8 Nisan 2015
.. yerden bul beni...*
"Sevdiğimi biliyorsun..."
Birinin bir şeyi sevdiğini bilmenin o doygun tadı gelip yerleşiyor damağıma. "Biliyorum"un tam "-li" hecesi. Üzerine pudra şekerini de serpecek dakikalar. Bu kez birinin bir şeyi sevdiğini blmenin lezzeti değil, birini bilmenin lezzeti. Bilmek için gönüllü olduğun o öğrenme yolunun ekmek kırıntılarından şeker evine çıkan yeri...
Sonra ellerime inanılmasının o utangaç ama güvenilir sıcaklığı örtecek üşüyen yerlerimi. Ellerimin kendini sevdirdiği yer bir yaz akşamı öpücüğünden başka neye yakınlaştırır karıncalanmalarımı..? Bunca sızı meydanı olan ellerim... Sızısını saklamakta usta ellerim. Yorgun ama kalemden başka tutacak bir şey bulamayan, bütün kışların buz bıraktığı ellerim. Ve çıkıp seviyorsun. Karıncalanmak da hafif sanki..? Bu beğeniye yanıtımı bir şarkıyla taşıyabilirim kalbine ama en ben, en engelsiz anıma bir yasağı eşlikçi seçmek ihanet gibi geliyor. Boş verelim şarkıyı, benim cümlelerim de var. Kısık sesli de olsa, hemen ardı sıra gelen sessizliklerde "Keşke öyle kurulmasaydılar, başka kelimeler giyinseydiler..." diyen cümlelerim. Ama yarım, ama tam. Gürültülü ve sus pus. Utangaçlığın da bir sesi var ve kreş gibi çınlıyor. Öyle böyle çarpıyor bir duygunluğa, naif bir ortalamayla tamamlıyor iki nokta arasındaki mesafeyi. Mesafesizliğin eriyikliğini göz kapakları konuşuyor. Göz kapakları bazı loşluklarda çok gevezeleşiyor. Bir çift gözü örtmenin yetinmezliğini yerleştiriyorlar bir diğer çifte. Onlar kapandıkça, içeride açılan başka gece bitkilerinin kokusu yayılıyor.
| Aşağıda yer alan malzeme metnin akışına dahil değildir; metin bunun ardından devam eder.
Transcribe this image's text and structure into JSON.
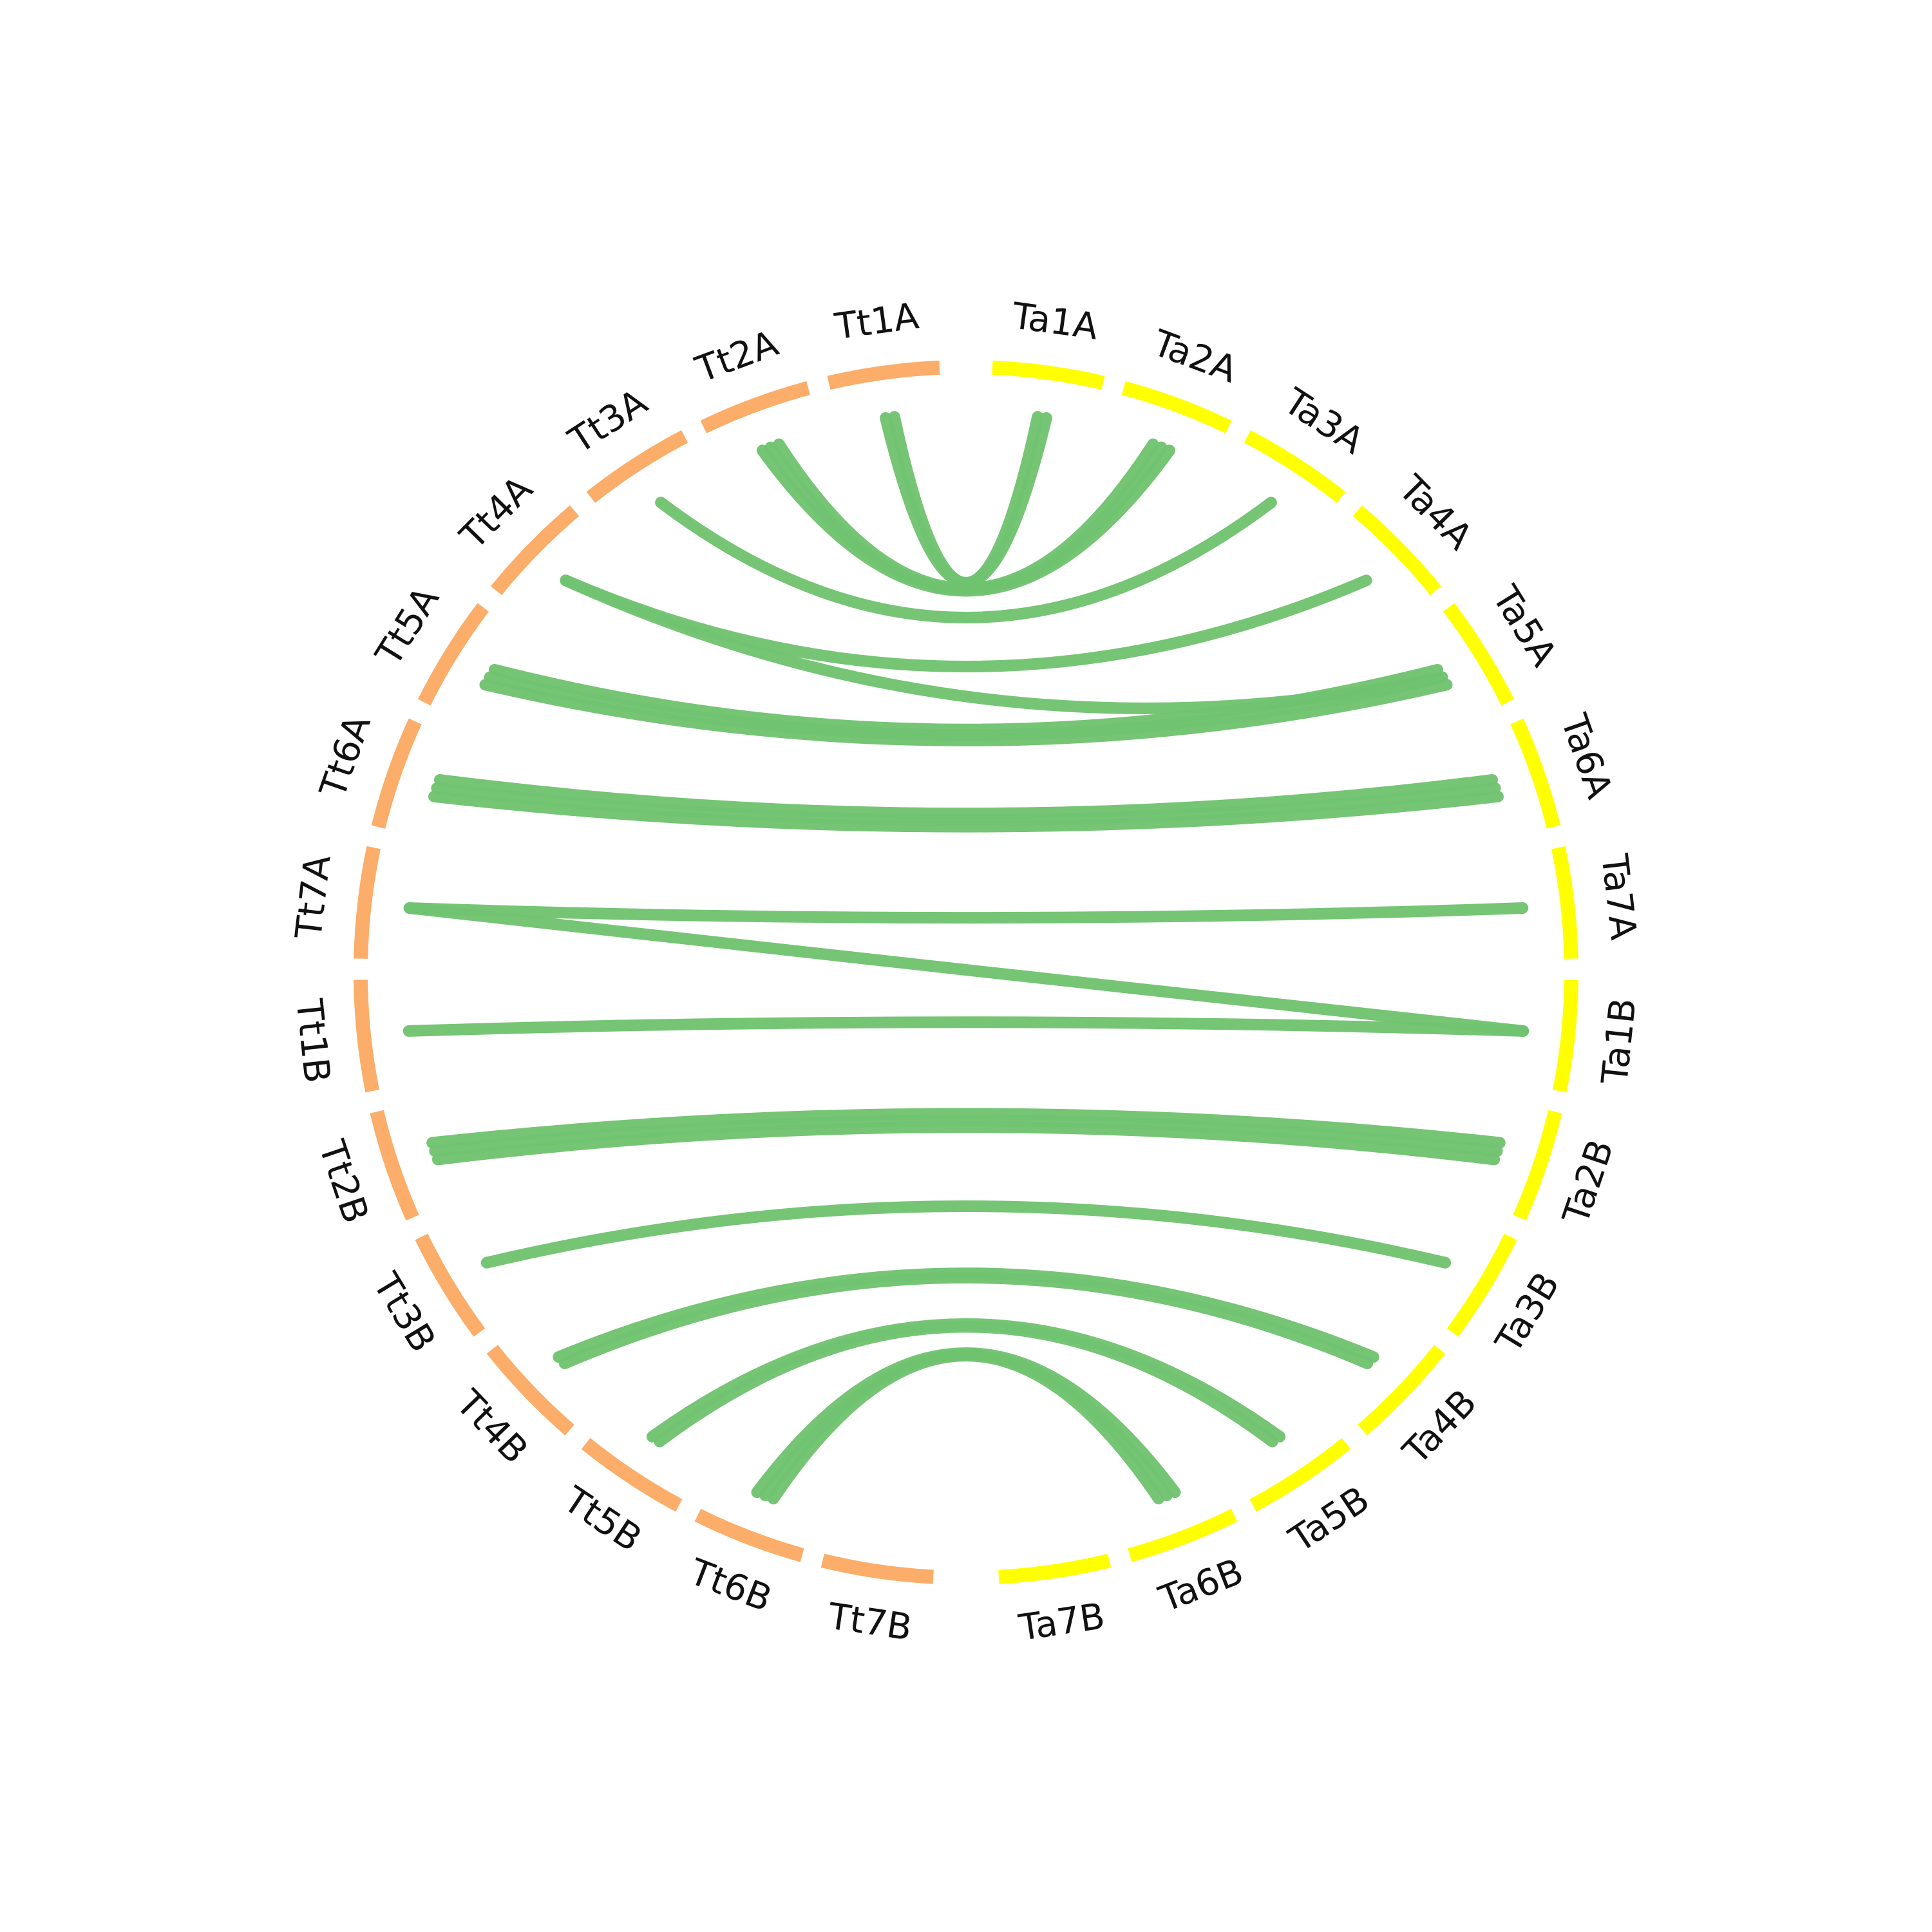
{
  "chart_data": {
    "type": "circos",
    "title": "",
    "colors": {
      "tt_segment": "#fbad69",
      "ta_segment": "#ffff00",
      "link": "#6fc36f",
      "label": "#111111"
    },
    "chromosomes": [
      {
        "id": "Tt1A",
        "label": "Tt1A",
        "group": "tt"
      },
      {
        "id": "Tt2A",
        "label": "Tt2A",
        "group": "tt"
      },
      {
        "id": "Tt3A",
        "label": "Tt3A",
        "group": "tt"
      },
      {
        "id": "Tt4A",
        "label": "Tt4A",
        "group": "tt"
      },
      {
        "id": "Tt5A",
        "label": "Tt5A",
        "group": "tt"
      },
      {
        "id": "Tt6A",
        "label": "Tt6A",
        "group": "tt"
      },
      {
        "id": "Tt7A",
        "label": "Tt7A",
        "group": "tt"
      },
      {
        "id": "Tt1B",
        "label": "Tt1B",
        "group": "tt"
      },
      {
        "id": "Tt2B",
        "label": "Tt2B",
        "group": "tt"
      },
      {
        "id": "Tt3B",
        "label": "Tt3B",
        "group": "tt"
      },
      {
        "id": "Tt4B",
        "label": "Tt4B",
        "group": "tt"
      },
      {
        "id": "Tt5B",
        "label": "Tt5B",
        "group": "tt"
      },
      {
        "id": "Tt6B",
        "label": "Tt6B",
        "group": "tt"
      },
      {
        "id": "Tt7B",
        "label": "Tt7B",
        "group": "tt"
      },
      {
        "id": "Ta1A",
        "label": "Ta1A",
        "group": "ta"
      },
      {
        "id": "Ta2A",
        "label": "Ta2A",
        "group": "ta"
      },
      {
        "id": "Ta3A",
        "label": "Ta3A",
        "group": "ta"
      },
      {
        "id": "Ta4A",
        "label": "Ta4A",
        "group": "ta"
      },
      {
        "id": "Ta5A",
        "label": "Ta5A",
        "group": "ta"
      },
      {
        "id": "Ta6A",
        "label": "Ta6A",
        "group": "ta"
      },
      {
        "id": "Ta7A",
        "label": "Ta7A",
        "group": "ta"
      },
      {
        "id": "Ta1B",
        "label": "Ta1B",
        "group": "ta"
      },
      {
        "id": "Ta2B",
        "label": "Ta2B",
        "group": "ta"
      },
      {
        "id": "Ta3B",
        "label": "Ta3B",
        "group": "ta"
      },
      {
        "id": "Ta4B",
        "label": "Ta4B",
        "group": "ta"
      },
      {
        "id": "Ta5B",
        "label": "Ta5B",
        "group": "ta"
      },
      {
        "id": "Ta6B",
        "label": "Ta6B",
        "group": "ta"
      },
      {
        "id": "Ta7B",
        "label": "Ta7B",
        "group": "ta"
      }
    ],
    "links": [
      {
        "from": "Tt1A",
        "to": "Ta1A",
        "count": 2
      },
      {
        "from": "Tt2A",
        "to": "Ta2A",
        "count": 3
      },
      {
        "from": "Tt3A",
        "to": "Ta3A",
        "count": 1
      },
      {
        "from": "Tt4A",
        "to": "Ta4A",
        "count": 1
      },
      {
        "from": "Tt4A",
        "to": "Ta5A",
        "count": 1
      },
      {
        "from": "Tt5A",
        "to": "Ta5A",
        "count": 3
      },
      {
        "from": "Tt6A",
        "to": "Ta6A",
        "count": 3
      },
      {
        "from": "Tt7A",
        "to": "Ta7A",
        "count": 1
      },
      {
        "from": "Tt7A",
        "to": "Ta1B",
        "count": 1
      },
      {
        "from": "Tt1B",
        "to": "Ta1B",
        "count": 1
      },
      {
        "from": "Tt2B",
        "to": "Ta2B",
        "count": 3
      },
      {
        "from": "Tt3B",
        "to": "Ta3B",
        "count": 1
      },
      {
        "from": "Tt4B",
        "to": "Ta4B",
        "count": 2
      },
      {
        "from": "Tt5B",
        "to": "Ta5B",
        "count": 2
      },
      {
        "from": "Tt6B",
        "to": "Ta6B",
        "count": 3
      }
    ]
  }
}
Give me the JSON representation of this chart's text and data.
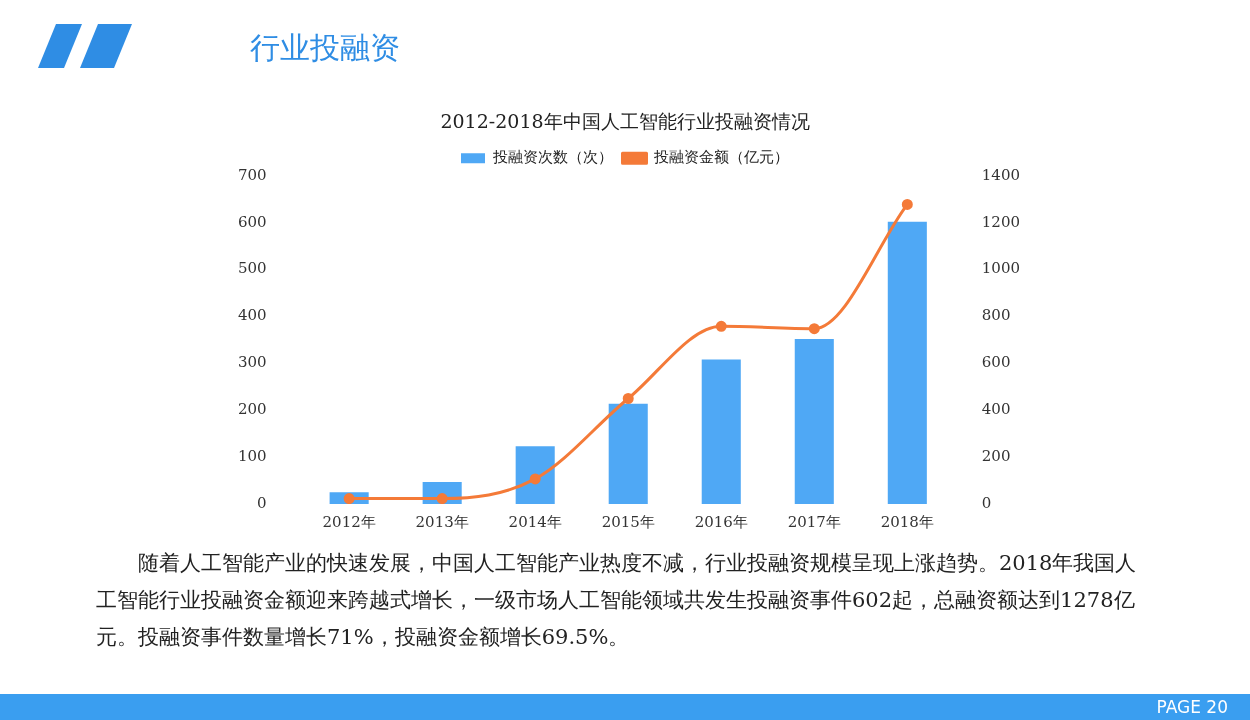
{
  "chart_data": {
    "type": "bar",
    "title": "2012-2018年中国人工智能行业投融资情况",
    "subtitle": "行业投融资",
    "categories": [
      "2012年",
      "2013年",
      "2014年",
      "2015年",
      "2016年",
      "2017年",
      "2018年"
    ],
    "series": [
      {
        "name": "投融资次数（次）",
        "color": "#4fa8f5",
        "values": [
          25,
          47,
          123,
          214,
          308,
          352,
          602
        ]
      },
      {
        "name": "投融资金额（亿元）",
        "type": "line",
        "axis": "y2",
        "color": "#f47a38",
        "values": [
          23,
          23,
          107,
          450,
          758,
          748,
          1278
        ]
      }
    ],
    "ylim": [
      0,
      700
    ],
    "yticks": [
      0,
      100,
      200,
      300,
      400,
      500,
      600,
      700
    ],
    "y2lim": [
      0,
      1400
    ],
    "y2ticks": [
      0,
      200,
      400,
      600,
      800,
      1000,
      1200,
      1400
    ],
    "grid": false,
    "legend": "top",
    "marker": "circle",
    "line_style": "solid",
    "annotations": [
      "随着人工智能产业的快速发展，中国人工智能产业热度不减，行业投融资规模呈现上涨趋势。2018年我国人工智能行业投融资金额迎来跨越式增长，一级市场人工智能领域共发生投融资事件602起，总融资额达到1278亿元。投融资事件数量增长71%，投融资金额增长69.5%。",
      "PAGE 20"
    ]
  }
}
Mesafesizlik daha dağılgan kokularda; dalga dalga dağılıp, göçebeliğe baş kaldıran bir varlıkla kuşanır durumda. Koku giyinmek. Bu, bir ömre zincirlenen bir soyunuş. Zincirlenecek. Ve onsuzluk, ihtimaliyle dahi can yakacak. Hikâye böyle devam ediyor. Büyük bir örgüsü var... Ellerini yıkamaktan çekindiğin bir günü diğerlerinin arasına sıkıştırma halinin eyvahlığı kırıyor dudak kıyını. Üzerinden akıtmak istemediğin dokunuşu nasıl da sanki bir gömleği kirli sepetine atarsın hissi. Seve seve vazgeçmek. Hayat bunu utanmazca hep yaptırıyor. Son derece ettirgen fiillerde sabahlatıp, içini üzüyor.
Bir sabaha gerinen tebessümün frezya okşayışı da rüyan oluyor mesela. Bunun "İyi ki..."lerini kucakladığın yer paldır küldür bahara dönüşüyor. Suluboyanmış erkeni sabahın, yorgunluktan daha başka, kadifemsi bir tamamlık duygusu donatıyor üstüne başına. Bir dal oluyorsun mevsiminde, kesme çiçek sapı, çiçek çiçek açılmayı bekleyen dudaklarında, perde arası gün kıpırtısı... İzi kalsın istediğin tutulamayan zaman parçalarına dize dize bırakıyorsun kendini. "Anlat" dendiğinde tarifini yemek kitaplarından bulamayacağın o nefesin rengine kelime uydurmaya çalışmıştın ya; dize değil, söz değil, kalemin darbe darbe kendini döktüğü bir şeyler. Her neyse, nasılsa, illa izi kalsın diye... Kendini çıplak görmenin kalbini pul pul dökmediği zamana dair...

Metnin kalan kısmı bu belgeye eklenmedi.